Para el politólogo Luis Trejos, lo que acaba de suceder en el Congreso demuestra la “falta de incidencia del gobierno sobre el legislativo. No pudo contar con las mayorías para sacar adelante las objeciones y el debate le estaba quitando tiempo a la discusión del Plan Nacional de Desarrollo, fundamental para el gobierno”. Los cálculos de Duque no salieron y el respaldo de la sociedad civil así como de partidos con mayorías como el Liberal en el Congreso truncaron sus planes.

Cuando le preguntamos sobre la posible decisión que tomará  la Corte, Trejos nos dijo que el alto tribunal está en una “situación bastante incómoda, pues le había deslizado la responsabilidad al Congreso de decidir sobre las objeciones. Como hay una serie de acontecimientos, como las chuzadas a los magistrados y las presiones de ciertos sectores políticos que están estigmatizando a los magistrados, la Corte se puede sentir muy presionada y puede tomar una decisión en derecho que se enmarque en los intereses del gobierno”. Al respecto, una alta fuente de la Corte Constitucional nos dijo que “cuando llegaron las objeciones, los magistrados pensaron en rechazarlas de inmediato, pero lo más democrático era que pasaran por el Congreso. Ahora que es evidente que se hundieron, por lo menos en Cámara, seguramente acá se hundan también”.

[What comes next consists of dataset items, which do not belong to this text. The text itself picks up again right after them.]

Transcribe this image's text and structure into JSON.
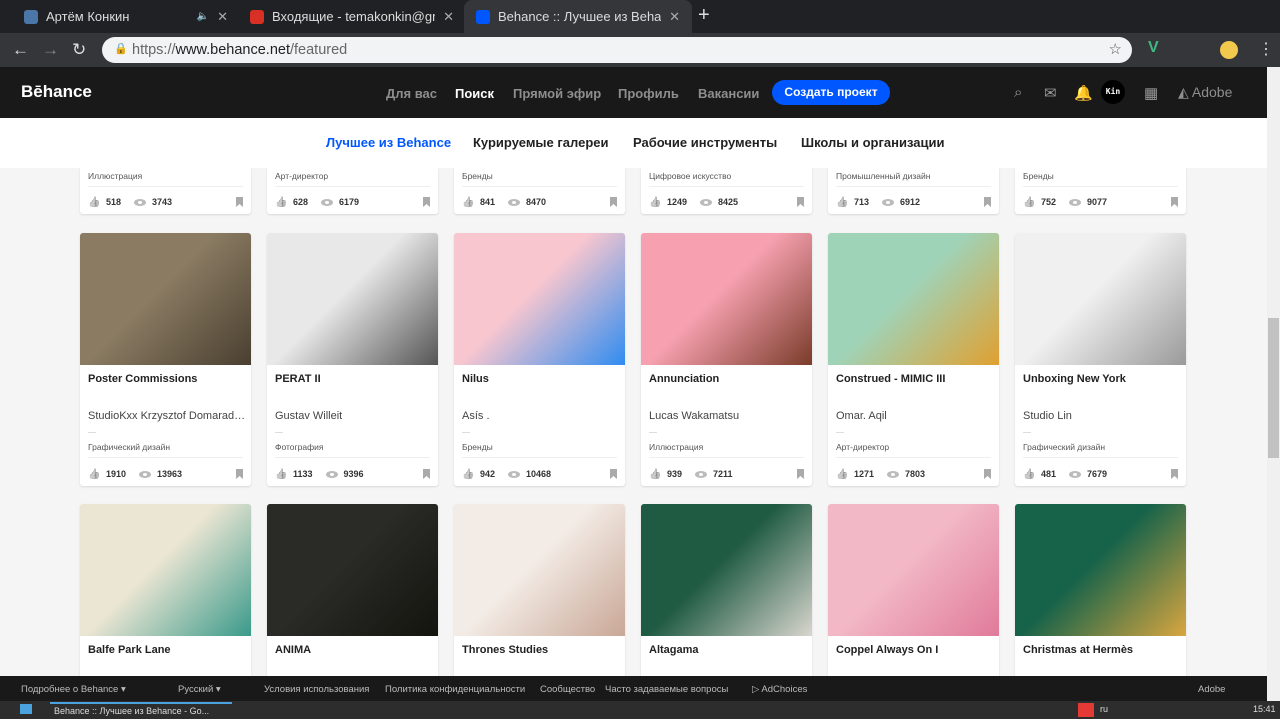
{
  "browser": {
    "tabs": [
      {
        "title": "Артём Конкин",
        "favicon_color": "#4a76a8",
        "active": false
      },
      {
        "title": "Входящие - temakonkin@gmail.com",
        "favicon_color": "#d93025",
        "active": false
      },
      {
        "title": "Behance :: Лучшее из Behance",
        "favicon_color": "#0057ff",
        "active": true
      }
    ],
    "url_scheme": "https://",
    "url_host": "www.behance.net",
    "url_path": "/featured"
  },
  "header": {
    "logo": "Bēhance",
    "nav": [
      "Для вас",
      "Поиск",
      "Прямой эфир",
      "Профиль",
      "Вакансии"
    ],
    "active_nav": "Поиск",
    "create_button": "Создать проект",
    "avatar_text": "Kin",
    "adobe": "Adobe"
  },
  "subnav": {
    "items": [
      "Лучшее из Behance",
      "Курируемые галереи",
      "Рабочие инструменты",
      "Школы и организации"
    ],
    "active": "Лучшее из Behance"
  },
  "projects_row1": [
    {
      "category": "Иллюстрация",
      "likes": "518",
      "views": "3743"
    },
    {
      "category": "Арт-директор",
      "likes": "628",
      "views": "6179"
    },
    {
      "category": "Бренды",
      "likes": "841",
      "views": "8470"
    },
    {
      "category": "Цифровое искусство",
      "likes": "1249",
      "views": "8425"
    },
    {
      "category": "Промышленный дизайн",
      "likes": "713",
      "views": "6912"
    },
    {
      "category": "Бренды",
      "likes": "752",
      "views": "9077"
    }
  ],
  "projects_row2": [
    {
      "title": "Poster Commissions",
      "author": "StudioKxx Krzysztof Domaradzki",
      "category": "Графический дизайн",
      "likes": "1910",
      "views": "13963",
      "colors": [
        "#8a7b62",
        "#4a3f30"
      ]
    },
    {
      "title": "PERAT II",
      "author": "Gustav Willeit",
      "category": "Фотография",
      "likes": "1133",
      "views": "9396",
      "colors": [
        "#e8e8e8",
        "#555"
      ]
    },
    {
      "title": "Nilus",
      "author": "Asís .",
      "category": "Бренды",
      "likes": "942",
      "views": "10468",
      "colors": [
        "#f7c6cf",
        "#2f8cf0"
      ]
    },
    {
      "title": "Annunciation",
      "author": "Lucas Wakamatsu",
      "category": "Иллюстрация",
      "likes": "939",
      "views": "7211",
      "colors": [
        "#f7a1b0",
        "#7a3c2a"
      ]
    },
    {
      "title": "Construed - MIMIC III",
      "author": "Omar. Aqil",
      "category": "Арт-директор",
      "likes": "1271",
      "views": "7803",
      "colors": [
        "#9fd3b8",
        "#e0a030"
      ]
    },
    {
      "title": "Unboxing New York",
      "author": "Studio Lin",
      "category": "Графический дизайн",
      "likes": "481",
      "views": "7679",
      "colors": [
        "#f0f0f0",
        "#9a9a9a"
      ]
    }
  ],
  "projects_row3": [
    {
      "title": "Balfe Park Lane",
      "colors": [
        "#ebe5d3",
        "#3a9a8a"
      ]
    },
    {
      "title": "ANIMA",
      "colors": [
        "#2a2a26",
        "#14140f"
      ]
    },
    {
      "title": "Thrones Studies",
      "colors": [
        "#f3ece6",
        "#c9a796"
      ]
    },
    {
      "title": "Altagama",
      "colors": [
        "#1f5a42",
        "#d9d6cf"
      ]
    },
    {
      "title": "Coppel Always On I",
      "colors": [
        "#f2b8c6",
        "#e07a9a"
      ]
    },
    {
      "title": "Christmas at Hermès",
      "colors": [
        "#17634a",
        "#d9a640"
      ]
    }
  ],
  "footer": {
    "links": [
      "Подробнее о Behance ▾",
      "Русский ▾",
      "Условия использования",
      "Политика конфиденциальности",
      "Сообщество",
      "Часто задаваемые вопросы",
      "▷ AdChoices"
    ],
    "adobe": "Adobe"
  },
  "taskbar": {
    "window": "Behance :: Лучшее из Behance - Go...",
    "lang": "ru",
    "time": "15:41"
  }
}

En diálogo con ¡Pacifista!, la congresista Juanita Goebertus dijo que “sucedió lo que preveíamos y es que queda en manos de la Corte Constitucional decidir al respecto. Lo más probable es que la Corte reitere su jurisprudencia porque, como dijimos desde un inicio, los seis temas objetados por el presidente en realidad se refieren a temas que habían sido previamente decididos por la Corte. Es una lástima que hayamos perdido este valioso tiempo en el Congreso de la República, tiempo que habríamos podido utilizar para discutir con mayor profundidad y detalle el Plan Nacional de Desarrollo y otros temas. Le mando un mensaje de tranquilidad y de confianza a las víctimas, a los excombatientes y militares que se han sometido a la JEP. Toca resistir un poco más estos meses mientras la Corte decide, pero insisto: seguramente reiterará su jurisprudencia”.

 

¿Por qué es importante la Ley Estatuaria?

Una Ley Estatutaria conglomera  un conjunto de normas que protegen un derecho fundamental, por lo tanto  tiene un rango mayor sobre las demás leyes, es prioritaria sobre las demás y es autónoma. Con la Ley estatutaria de la JEP, producto del Acuerdo de Paz, se busca garantizar una justicia restaurativa que conlleve a la verdad, la reparación y la no repetición. Esta Ley es la base para que los magistrados de la JEP puedan actuar, dictar sentencias, llamar a juicio, ordenar investigaciones y poner en marcha la justicia transicional que fue pactada entre el gobierno y las Farc en La Habana.

La Ley Estatutaria de la JEP aterriza todos los elementos que se acordaron sobre la justicia transicional en La Habana, desde las sanciones alternativas para los excombatientes de las Farc hasta las facultades de la jurisdicción en los casos de extradición. La  Sentencia C-080 de 2018, de la Corte Constitucional, declara que la Ley Estatutaria de la JEP está dentro del marco constitucional y avala las penas alternativas para los actores del conflicto armado que cumplen con el compromiso a satisfacer los derechos de las víctimas y los deberes para repararlas.